Lagi-lagi uda pamit secara misterius. Tiba di laboratorium, menunggu sebentar lalu dihulurkanlah barang pesanan uda. Sudah rapi dibungkus dalam dua kotak putih. Uda dekap puas bungkusan itu, lalu menghela Scoopy menerabas gelita.

Dalam perjalanan pulang, uda sempatkan singgah di laboratorium lain, untuk mendapatkan perekat ajaib dan sampul cantik. Uda dan Scoopy saling tatap dalam sukacita. Rencana kami akan berjalan sempurna. Besok pagi isi dalam kotak putih ini akan menciptakan semacam reaksi kimia pada calon korban kami. Bukan seperti teror bom yang menakutkan. Ini adalah sesuatu yang bisa membuat pipi memerah. Dan hati bergairah.

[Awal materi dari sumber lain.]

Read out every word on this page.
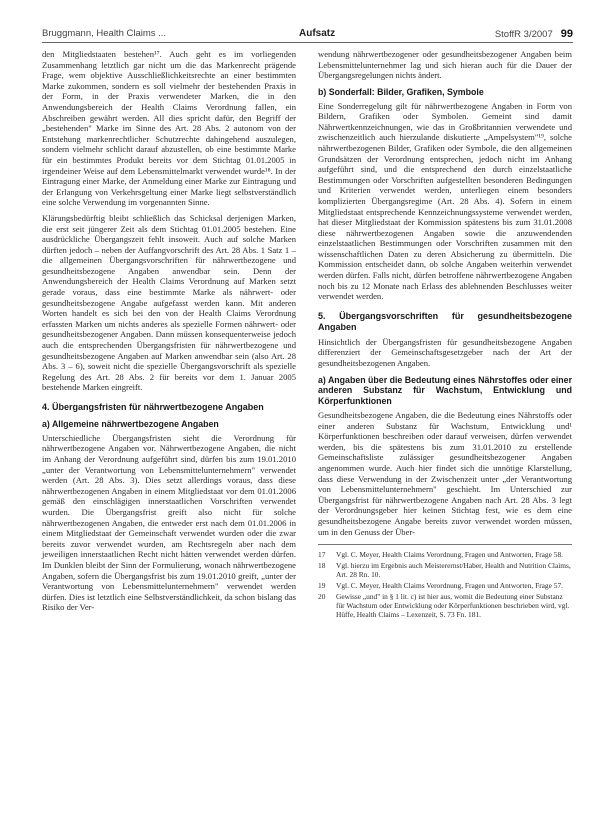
Bruggmann, Health Claims ...	Aufsatz	StoffR 3/2007 99

den Mitgliedstaaten bestehen¹⁷. Auch geht es im vorliegenden Zusammenhang letztlich gar nicht um die das Markenrecht prägende Frage, wem objektive Ausschließlichkeitsrechte an einer bestimmten Marke zukommen, sondern es soll vielmehr der bestehenden Praxis in der Form, in der Praxis verwendeter Marken, die in den Anwendungsbereich der Health Claims Verordnung fallen, ein Abschreiben gewährt werden. All dies spricht dafür, den Begriff der „bestehenden" Marke im Sinne des Art. 28 Abs. 2 autonom von der Entstehung markenrechtlicher Schutzrechte dahingehend auszulegen, sondern vielmehr schlicht darauf abzustellen, ob eine bestimmte Marke für ein bestimmtes Produkt bereits vor dem Stichtag 01.01.2005 in irgendeiner Weise auf dem Lebensmittelmarkt verwendet wurde¹⁸. In der Eintragung einer Marke, der Anmeldung einer Marke zur Eintragung und der Erlangung von Verkehrsgeltung einer Marke liegt selbstverständlich eine solche Verwendung im vorgenannten Sinne.

Klärungsbedürftig bleibt schließlich das Schicksal derjenigen Marken, die erst seit jüngerer Zeit als dem Stichtag 01.01.2005 bestehen. Eine ausdrückliche Übergangszeit fehlt insoweit. Auch auf solche Marken dürften jedoch – neben der Auffangvorschrift des Art. 28 Abs. 1 Satz 1 – die allgemeinen Übergangsvorschriften für nährwertbezogene und gesundheitsbezogene Angaben anwendbar sein. Denn der Anwendungsbereich der Health Claims Verordnung auf Marken setzt gerade voraus, dass eine bestimmte Marke als nährwert- oder gesundheitsbezogene Angabe aufgefasst werden kann. Mit anderen Worten handelt es sich bei den von der Health Claims Verordnung erfassten Marken um nichts anderes als spezielle Formen nährwert- oder gesundheitsbezogener Angaben. Dann müssen konsequenterweise jedoch auch die entsprechenden Übergangsfristen für nährwertbezogene und gesundheitsbezogene Angaben auf Marken anwendbar sein (also Art. 28 Abs. 3 – 6), soweit nicht die spezielle Übergangsvorschrift als spezielle Regelung des Art. 28 Abs. 2 für bereits vor dem 1. Januar 2005 bestehende Marken eingreift.

4. Übergangsfristen für nährwertbezogene Angaben
a) Allgemeine nährwertbezogene Angaben

Unterschiedliche Übergangsfristen sieht die Verordnung für nährwertbezogene Angaben vor. Nährwertbezogene Angaben, die nicht im Anhang der Verordnung aufgeführt sind, dürfen bis zum 19.01.2010 „unter der Verantwortung von Lebensmittelunternehmern" verwendet werden (Art. 28 Abs. 3). Dies setzt allerdings voraus, dass diese nährwertbezogenen Angaben in einem Mitgliedstaat vor dem 01.01.2006 gemäß den einschlägigen innerstaatlichen Vorschriften verwendet wurden. Die Übergangsfrist greift also nicht für solche nährwertbezogenen Angaben, die entweder erst nach dem 01.01.2006 in einem Mitgliedstaat der Gemeinschaft verwendet wurden oder die zwar bereits zuvor verwendet wurden, am Rechtsregeln aber nach dem jeweiligen innerstaatlichen Recht nicht hätten verwendet werden dürfen. Im Dunklen bleibt der Sinn der Formulierung, wonach nährwertbezogene Angaben, sofern die Übergangsfrist bis zum 19.01.2010 greift, „unter der Verantwortung von Lebensmittelunternehmern" verwendet werden dürfen. Dies ist letztlich eine Selbstverständlichkeit, da schon bislang das Risiko der Ver-

wendung nährwertbezogener oder gesundheitsbezogener Angaben beim Lebensmittelunternehmer lag und sich hieran auch für die Dauer der Übergangsregelungen nichts ändert.

b) Sonderfall: Bilder, Grafiken, Symbole

Eine Sonderregelung gilt für nährwertbezogene Angaben in Form von Bildern, Grafiken oder Symbolen. Gemeint sind damit Nährwertkennzeichnungen, wie das in Großbritannien verwendete und zwischenzeitlich auch hierzulande diskutierte „Ampelsystem"¹⁹, solche nährwertbezogenen Bilder, Grafiken oder Symbole, die den allgemeinen Grundsätzen der Verordnung entsprechen, jedoch nicht im Anhang aufgeführt sind, und die entsprechend den durch einzelstaatliche Bestimmungen oder Vorschriften aufgestellten besonderen Bedingungen und Kriterien verwendet werden, unterliegen einem besonders komplizierten Übergangsregime (Art. 28 Abs. 4). Sofern in einem Mitgliedstaat entsprechende Kennzeichnungssysteme verwendet werden, hat dieser Mitgliedstaat der Kommission spätestens bis zum 31.01.2008 diese nährwertbezogenen Angaben sowie die anzuwendenden einzelstaatlichen Bestimmungen oder Vorschriften zusammen mit den wissenschaftlichen Daten zu deren Absicherung zu übermitteln. Die Kommission entscheidet dann, ob solche Angaben weiterhin verwendet werden dürfen. Falls nicht, dürfen betroffene nährwertbezogene Angaben noch bis zu 12 Monate nach Erlass des ablehnenden Beschlusses weiter verwendet werden.

5. Übergangsvorschriften für gesundheitsbezogene Angaben

Hinsichtlich der Übergangsfristen für gesundheitsbezogene Angaben differenziert der Gemeinschaftsgesetzgeber nach der Art der gesundheitsbezogenen Angaben.

a) Angaben über die Bedeutung eines Nährstoffes oder einer anderen Substanz für Wachstum, Entwicklung und Körperfunktionen

Gesundheitsbezogene Angaben, die die Bedeutung eines Nährstoffs oder einer anderen Substanz für Wachstum, Entwicklung und¹ Körperfunktionen beschreiben oder darauf verweisen, dürfen verwendet werden, bis die spätestens bis zum 31.01.2010 zu erstellende Gemeinschaftsliste zulässiger gesundheitsbezogener Angaben angenommen wurde. Auch hier findet sich die unnötige Klarstellung, dass diese Verwendung in der Zwischenzeit unter „der Verantwortung von Lebensmittelunternehmern" geschieht. Im Unterschied zur Übergangsfrist für nährwertbezogene Angaben nach Art. 28 Abs. 3 legt der Verordnungsgeber hier keinen Stichtag fest, wie es dem eine gesundheitsbezogene Angabe bereits zuvor verwendet worden müssen, um in den Genuss der Über-

17	Vgl. C. Meyer, Health Claims Verordnung, Fragen und Antworten, Frage 58.
18	Vgl. hierzu im Ergebnis auch Meisterernst/Haber, Health and Nutrition Claims, Art. 28 Rn. 10.
19	Vgl. C. Meyer, Health Claims Verordnung, Fragen und Antworten, Frage 57.
20	Gewisse „und" in § 1 lit. c) ist hier aus, womit die Bedeutung einer Substanz für Wachstum oder Entwicklung oder Körperfunktionen beschrieben wird, vgl. Hüffe, Health Claims – Lexenzeit, S. 73 Fn. 181.
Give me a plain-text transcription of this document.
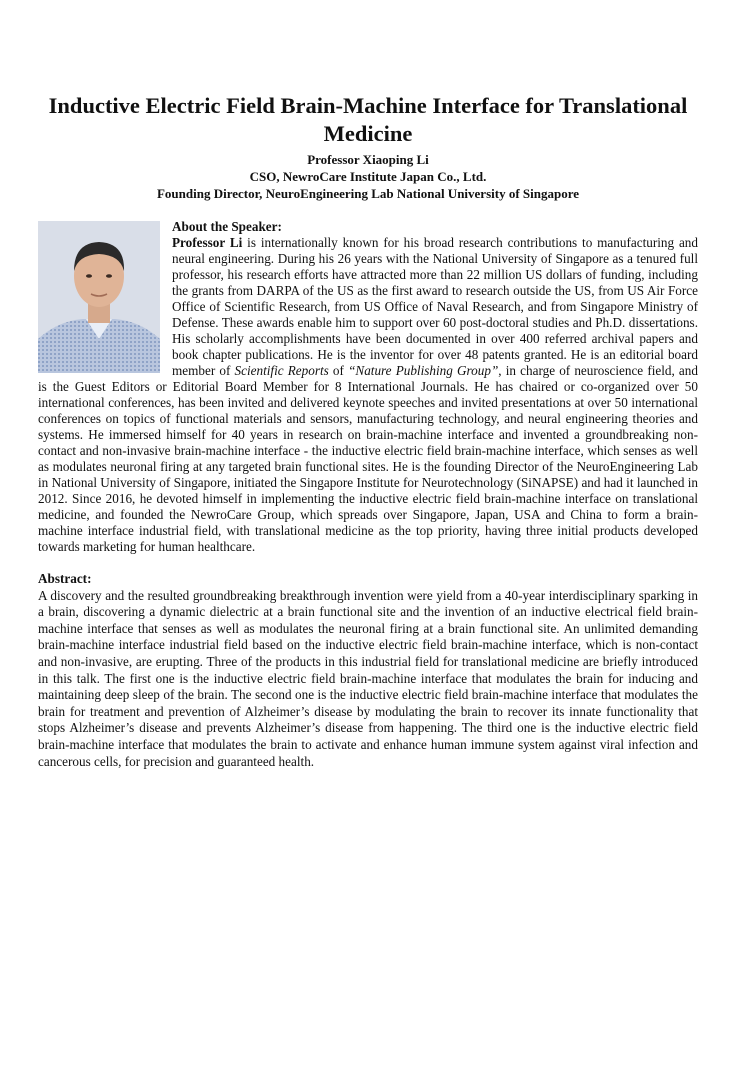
Inductive Electric Field Brain-Machine Interface for Translational Medicine

Professor Xiaoping Li

CSO, NewroCare Institute Japan Co., Ltd.

Founding Director, NeuroEngineering Lab National University of Singapore

About the Speaker:
Professor Li is internationally known for his broad research contributions to manufacturing and neural engineering. During his 26 years with the National University of Singapore as a tenured full professor, his research efforts have attracted more than 22 million US dollars of funding, including the grants from DARPA of the US as the first award to research outside the US, from US Air Force Office of Scientific Research, from US Office of Naval Research, and from Singapore Ministry of Defense. These awards enable him to support over 60 post-doctoral studies and Ph.D. dissertations. His scholarly accomplishments have been documented in over 400 referred archival papers and book chapter publications. He is the inventor for over 48 patents granted. He is an editorial board member of Scientific Reports of “Nature Publishing Group”, in charge of neuroscience field, and is the Guest Editors or Editorial Board Member for 8 International Journals. He has chaired or co-organized over 50 international conferences, has been invited and delivered keynote speeches and invited presentations at over 50 international conferences on topics of functional materials and sensors, manufacturing technology, and neural engineering theories and systems. He immersed himself for 40 years in research on brain-machine interface and invented a groundbreaking non-contact and non-invasive brain-machine interface - the inductive electric field brain-machine interface, which senses as well as modulates neuronal firing at any targeted brain functional sites. He is the founding Director of the NeuroEngineering Lab in National University of Singapore, initiated the Singapore Institute for Neurotechnology (SiNAPSE) and had it launched in 2012. Since 2016, he devoted himself in implementing the inductive electric field brain-machine interface on translational medicine, and founded the NewroCare Group, which spreads over Singapore, Japan, USA and China to form a brain-machine interface industrial field, with translational medicine as the top priority, having three initial products developed towards marketing for human healthcare.

Abstract:

A discovery and the resulted groundbreaking breakthrough invention were yield from a 40-year interdisciplinary sparking in a brain, discovering a dynamic dielectric at a brain functional site and the invention of an inductive electrical field brain-machine interface that senses as well as modulates the neuronal firing at a brain functional site. An unlimited demanding brain-machine interface industrial field based on the inductive electric field brain-machine interface, which is non-contact and non-invasive, are erupting. Three of the products in this industrial field for translational medicine are briefly introduced in this talk. The first one is the inductive electric field brain-machine interface that modulates the brain for inducing and maintaining deep sleep of the brain. The second one is the inductive electric field brain-machine interface that modulates the brain for treatment and prevention of Alzheimer’s disease by modulating the brain to recover its innate functionality that stops Alzheimer’s disease and prevents Alzheimer’s disease from happening. The third one is the inductive electric field brain-machine interface that modulates the brain to activate and enhance human immune system against viral infection and cancerous cells, for precision and guaranteed health.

Uda rakit ketiga barang tadi dengan amat antusias. Sambil beberapa kali melirik permaisuri uda yang sudah lena dalam tidurnya. Rencana hebat ini tak boleh terendus dini. Bisa rusak semua efek dan gejala yang akan ditimbulkannya.

***

— 04 April 2011, 06.40 WIB

Uda berangkat setelah tangan uda dicium takzim oleh permaisuri dan Hanifa. Setelah meliuk merubah arah, masuk gerbang, melewati pintu, menaiki lift, dan akhirnya sampai di ruangan kerjanya, Uda letakkan barang rakitan tadi di meja kantor permaisuri uda.

***

Tak menunggu terlampau lama, reaksi yang uda nanti-nanti muncul, di monitor kerja uda, permaisuri menyapa via g-talk,

Jazakallah, Uda. Dag dig dug pas mau buka, kayak orang pacaran aja. dan obrolan mengalir sampai akhir…—

Ya, cangkir coklat itu dihiasi dua pose gambar uda dan permaisuri. Turut di dalamnya, uda sematkan kertas bertuliskan kalimat sederhana.

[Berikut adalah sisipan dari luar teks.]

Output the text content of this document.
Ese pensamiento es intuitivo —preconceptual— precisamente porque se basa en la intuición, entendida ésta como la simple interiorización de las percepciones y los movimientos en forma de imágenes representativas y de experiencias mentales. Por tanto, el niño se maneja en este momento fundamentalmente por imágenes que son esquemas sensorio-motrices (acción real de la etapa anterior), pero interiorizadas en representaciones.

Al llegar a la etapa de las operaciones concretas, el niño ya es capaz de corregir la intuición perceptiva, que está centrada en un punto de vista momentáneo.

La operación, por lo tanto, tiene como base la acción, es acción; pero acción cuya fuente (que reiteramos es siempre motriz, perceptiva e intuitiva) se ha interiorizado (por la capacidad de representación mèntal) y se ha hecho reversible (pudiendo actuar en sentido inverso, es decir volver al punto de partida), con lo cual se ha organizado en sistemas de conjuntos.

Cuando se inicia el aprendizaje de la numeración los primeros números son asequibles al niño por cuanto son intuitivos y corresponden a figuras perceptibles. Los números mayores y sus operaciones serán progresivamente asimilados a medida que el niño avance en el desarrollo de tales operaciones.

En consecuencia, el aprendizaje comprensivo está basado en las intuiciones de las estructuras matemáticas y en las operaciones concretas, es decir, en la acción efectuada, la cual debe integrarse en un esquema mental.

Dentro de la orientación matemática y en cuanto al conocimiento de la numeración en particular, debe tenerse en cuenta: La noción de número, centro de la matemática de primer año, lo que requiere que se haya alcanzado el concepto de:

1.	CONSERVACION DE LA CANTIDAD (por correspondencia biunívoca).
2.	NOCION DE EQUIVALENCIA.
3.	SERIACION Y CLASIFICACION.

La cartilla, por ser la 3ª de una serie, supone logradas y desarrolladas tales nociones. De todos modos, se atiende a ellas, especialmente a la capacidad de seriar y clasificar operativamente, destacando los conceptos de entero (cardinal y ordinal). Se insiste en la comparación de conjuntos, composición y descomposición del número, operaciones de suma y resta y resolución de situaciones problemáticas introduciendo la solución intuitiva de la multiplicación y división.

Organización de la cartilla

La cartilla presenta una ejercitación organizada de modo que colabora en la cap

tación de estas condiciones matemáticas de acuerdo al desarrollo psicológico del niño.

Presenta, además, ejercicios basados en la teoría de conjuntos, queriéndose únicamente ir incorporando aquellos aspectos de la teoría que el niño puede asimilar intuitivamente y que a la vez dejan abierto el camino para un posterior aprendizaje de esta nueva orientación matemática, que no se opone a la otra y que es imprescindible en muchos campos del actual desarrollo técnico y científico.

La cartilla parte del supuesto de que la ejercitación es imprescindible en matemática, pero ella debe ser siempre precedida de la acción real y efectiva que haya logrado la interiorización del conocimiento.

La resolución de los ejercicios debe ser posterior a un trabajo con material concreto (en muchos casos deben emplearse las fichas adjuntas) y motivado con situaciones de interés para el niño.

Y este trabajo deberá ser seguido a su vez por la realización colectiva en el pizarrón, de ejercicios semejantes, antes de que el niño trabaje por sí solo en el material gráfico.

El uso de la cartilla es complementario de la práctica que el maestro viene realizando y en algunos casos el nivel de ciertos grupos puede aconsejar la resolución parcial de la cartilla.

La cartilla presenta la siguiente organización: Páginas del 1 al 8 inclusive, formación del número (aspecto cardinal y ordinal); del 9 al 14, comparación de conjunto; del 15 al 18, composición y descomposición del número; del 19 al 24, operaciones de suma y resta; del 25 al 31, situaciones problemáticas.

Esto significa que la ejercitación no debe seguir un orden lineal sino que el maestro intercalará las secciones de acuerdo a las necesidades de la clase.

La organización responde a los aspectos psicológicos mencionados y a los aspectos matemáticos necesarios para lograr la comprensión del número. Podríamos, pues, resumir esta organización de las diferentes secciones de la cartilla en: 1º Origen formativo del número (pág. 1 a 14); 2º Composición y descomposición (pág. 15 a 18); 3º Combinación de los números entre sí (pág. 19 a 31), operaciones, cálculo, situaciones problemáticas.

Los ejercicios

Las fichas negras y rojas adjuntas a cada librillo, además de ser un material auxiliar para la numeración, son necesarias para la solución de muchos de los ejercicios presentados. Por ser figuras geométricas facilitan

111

Mug ini ada sepasang, satu ada pada Uda. untuk terus mengikat memorimu pada Uda, pada “kita” makna tambahannya kira-kira begini;

Cangkir ini ada sepasang, satu disana dan satu pada Uda. Setiap mereguk minuman dari cangkir ini bayangkan bahwa kita juga sedang mereguk cinta. Sehingga cinta itu tak akan pernah terasa berkurang, namun akan selalu bertambah-tambah.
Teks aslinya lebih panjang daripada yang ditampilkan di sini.